For video production pipelines, this eliminates the need for manual camera trajectory specification or expensive keyframe annotation, reducing production time significantly. Engineers integrating CT-1 would shift from parameter-heavy workflows (where artists specify camera paths frame-by-frame) to semantic workflows (where text descriptions and visual references guide generation). This unlocks automation in scenarios like procedural content generation, rapid prototyping, and large-scale video synthesis. The trade-off is computational cost—Diffusion Transformers are memory-intensive and require multiple denoising iterations, likely adding 10-30 seconds of generation time per video clip on typical GPUs. Latency improvements would come from model distillation or hierarchical generation strategies, but these would require additional engineering effort beyond what the paper describes. Data requirements are moderate compared to training raw video diffusion models, since the approach leverages pre-trained vision-language encoders, but you'd need ground-truth camera trajectories paired with video data for supervised fine-tuning.

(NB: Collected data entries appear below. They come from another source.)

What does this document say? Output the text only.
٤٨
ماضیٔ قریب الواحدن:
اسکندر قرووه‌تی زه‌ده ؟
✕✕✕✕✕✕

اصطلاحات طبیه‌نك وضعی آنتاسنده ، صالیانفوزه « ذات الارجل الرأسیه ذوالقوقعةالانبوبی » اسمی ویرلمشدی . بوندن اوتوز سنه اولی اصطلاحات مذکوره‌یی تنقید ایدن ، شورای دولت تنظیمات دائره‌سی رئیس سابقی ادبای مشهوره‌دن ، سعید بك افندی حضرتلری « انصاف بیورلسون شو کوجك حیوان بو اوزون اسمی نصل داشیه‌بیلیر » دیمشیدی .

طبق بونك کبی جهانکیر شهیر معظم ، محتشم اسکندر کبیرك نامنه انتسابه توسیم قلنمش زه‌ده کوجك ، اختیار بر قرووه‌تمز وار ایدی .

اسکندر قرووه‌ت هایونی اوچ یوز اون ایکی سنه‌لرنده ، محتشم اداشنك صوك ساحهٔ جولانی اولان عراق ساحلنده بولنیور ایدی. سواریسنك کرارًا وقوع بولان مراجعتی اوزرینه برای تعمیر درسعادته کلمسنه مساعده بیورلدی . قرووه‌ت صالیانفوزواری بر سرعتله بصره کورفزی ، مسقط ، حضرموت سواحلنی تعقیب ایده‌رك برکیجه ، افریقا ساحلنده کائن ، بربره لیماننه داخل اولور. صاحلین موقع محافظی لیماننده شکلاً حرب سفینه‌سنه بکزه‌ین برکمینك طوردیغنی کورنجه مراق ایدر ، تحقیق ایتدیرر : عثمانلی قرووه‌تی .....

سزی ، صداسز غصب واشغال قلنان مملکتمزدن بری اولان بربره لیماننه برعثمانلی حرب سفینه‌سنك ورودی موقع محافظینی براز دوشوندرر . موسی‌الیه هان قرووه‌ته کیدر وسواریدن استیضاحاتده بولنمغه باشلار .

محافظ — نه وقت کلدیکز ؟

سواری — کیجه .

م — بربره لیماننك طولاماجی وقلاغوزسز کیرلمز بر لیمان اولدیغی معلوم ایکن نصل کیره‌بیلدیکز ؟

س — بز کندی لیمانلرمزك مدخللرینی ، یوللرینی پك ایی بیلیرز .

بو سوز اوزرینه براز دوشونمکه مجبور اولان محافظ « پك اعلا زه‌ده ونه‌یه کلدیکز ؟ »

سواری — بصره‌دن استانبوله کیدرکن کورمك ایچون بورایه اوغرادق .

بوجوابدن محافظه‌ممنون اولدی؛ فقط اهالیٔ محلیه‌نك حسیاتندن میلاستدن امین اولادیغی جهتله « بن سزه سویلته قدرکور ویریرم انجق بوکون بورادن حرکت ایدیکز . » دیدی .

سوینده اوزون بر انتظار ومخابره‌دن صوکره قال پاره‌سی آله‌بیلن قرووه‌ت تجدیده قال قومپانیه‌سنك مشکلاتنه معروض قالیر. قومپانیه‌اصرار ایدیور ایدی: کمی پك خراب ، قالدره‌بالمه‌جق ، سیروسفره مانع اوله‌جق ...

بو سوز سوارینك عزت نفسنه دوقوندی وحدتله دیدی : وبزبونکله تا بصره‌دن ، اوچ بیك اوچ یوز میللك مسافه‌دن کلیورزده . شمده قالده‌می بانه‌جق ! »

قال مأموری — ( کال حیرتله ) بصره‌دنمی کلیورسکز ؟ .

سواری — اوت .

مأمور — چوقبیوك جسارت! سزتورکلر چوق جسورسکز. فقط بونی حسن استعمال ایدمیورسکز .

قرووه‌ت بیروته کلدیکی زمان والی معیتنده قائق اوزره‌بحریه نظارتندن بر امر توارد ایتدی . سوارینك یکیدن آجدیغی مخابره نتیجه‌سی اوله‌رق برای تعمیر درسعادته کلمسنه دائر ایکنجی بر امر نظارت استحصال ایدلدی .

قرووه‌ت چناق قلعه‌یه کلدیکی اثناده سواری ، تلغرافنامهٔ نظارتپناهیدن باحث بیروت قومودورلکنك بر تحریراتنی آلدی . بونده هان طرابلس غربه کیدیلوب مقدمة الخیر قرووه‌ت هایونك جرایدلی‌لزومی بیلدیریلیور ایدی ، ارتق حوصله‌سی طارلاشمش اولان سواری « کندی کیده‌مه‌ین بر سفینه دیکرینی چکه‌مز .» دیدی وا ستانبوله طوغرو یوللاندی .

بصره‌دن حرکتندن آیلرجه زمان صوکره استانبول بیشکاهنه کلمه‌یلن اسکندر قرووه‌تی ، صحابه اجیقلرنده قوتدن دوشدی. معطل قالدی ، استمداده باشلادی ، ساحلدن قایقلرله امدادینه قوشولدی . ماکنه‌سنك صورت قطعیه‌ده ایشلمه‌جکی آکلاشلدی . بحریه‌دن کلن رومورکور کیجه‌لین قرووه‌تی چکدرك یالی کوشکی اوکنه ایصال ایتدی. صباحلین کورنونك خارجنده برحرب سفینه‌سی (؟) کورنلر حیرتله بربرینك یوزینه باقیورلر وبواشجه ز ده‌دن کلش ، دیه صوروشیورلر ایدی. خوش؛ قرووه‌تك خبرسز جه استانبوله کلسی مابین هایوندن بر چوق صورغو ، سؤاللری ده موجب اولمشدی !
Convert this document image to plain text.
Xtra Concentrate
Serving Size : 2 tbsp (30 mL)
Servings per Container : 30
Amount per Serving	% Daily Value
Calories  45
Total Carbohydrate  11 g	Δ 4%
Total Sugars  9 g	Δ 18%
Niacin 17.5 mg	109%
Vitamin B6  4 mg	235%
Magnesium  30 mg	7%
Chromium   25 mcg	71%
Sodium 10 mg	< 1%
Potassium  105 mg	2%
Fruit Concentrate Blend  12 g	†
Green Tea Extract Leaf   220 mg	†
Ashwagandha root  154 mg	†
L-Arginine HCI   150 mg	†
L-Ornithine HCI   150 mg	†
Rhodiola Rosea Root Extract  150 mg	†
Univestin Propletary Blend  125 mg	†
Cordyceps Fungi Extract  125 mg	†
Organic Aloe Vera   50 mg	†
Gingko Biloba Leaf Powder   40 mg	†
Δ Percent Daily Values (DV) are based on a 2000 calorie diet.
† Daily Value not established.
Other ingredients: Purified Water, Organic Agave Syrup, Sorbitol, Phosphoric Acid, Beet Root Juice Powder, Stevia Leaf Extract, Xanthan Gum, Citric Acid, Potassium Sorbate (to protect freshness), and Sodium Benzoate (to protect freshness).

Limitations and When Not to Use This

The paper does not address real-time or near-real-time generation—iterative diffusion-based synthesis is fundamentally slow for interactive applications like live streaming or real-time VR. The model's camera control fidelity depends heavily on the quality of the vision-language encoder and the training data's trajectory distribution; if your desired camera movements fall outside the training distribution, estimation accuracy degrades. The frequency-domain regularization is well-motivated but requires careful hyperparameter tuning (wavelet basis choice, regularization weight), and the paper likely doesn't fully explore failure modes when this tuning is off. The approach also assumes the input text/visual prompts have sufficient semantic grounding for camera reasoning—ambiguous or contradictory prompts will produce inconsistent trajectories. Follow-up work would likely focus on trajectory editing (post-hoc refinement), multi-clip consistency (stitching trajectories across shots), and generalization to novel camera dynamics not seen in training.

Research Context

This work advances the broader field of controllable video synthesis, building on recent progress in diffusion-based video generation (e.g., Video Diffusion Models) and vision-language grounding (e.g., CLIP, Flamingo). It addresses a known gap in prior work: while recent models excel at semantic video generation, camera control remains a bottleneck requiring either dense text descriptions or manual intervention. The paper contributes both an architectural pattern (dedicated camera reasoning via vision-language modules) and a technical insight (frequency-domain regularization for trajectory learning), likely enabling future research into other structured, physics-constrained aspects of video synthesis (lighting, object interactions, scene dynamics). The approach opens research directions around multi-modal trajectory understanding, inverse graphics for camera estimation from video, and conditional diffusion architectures that handle structured continuous controls.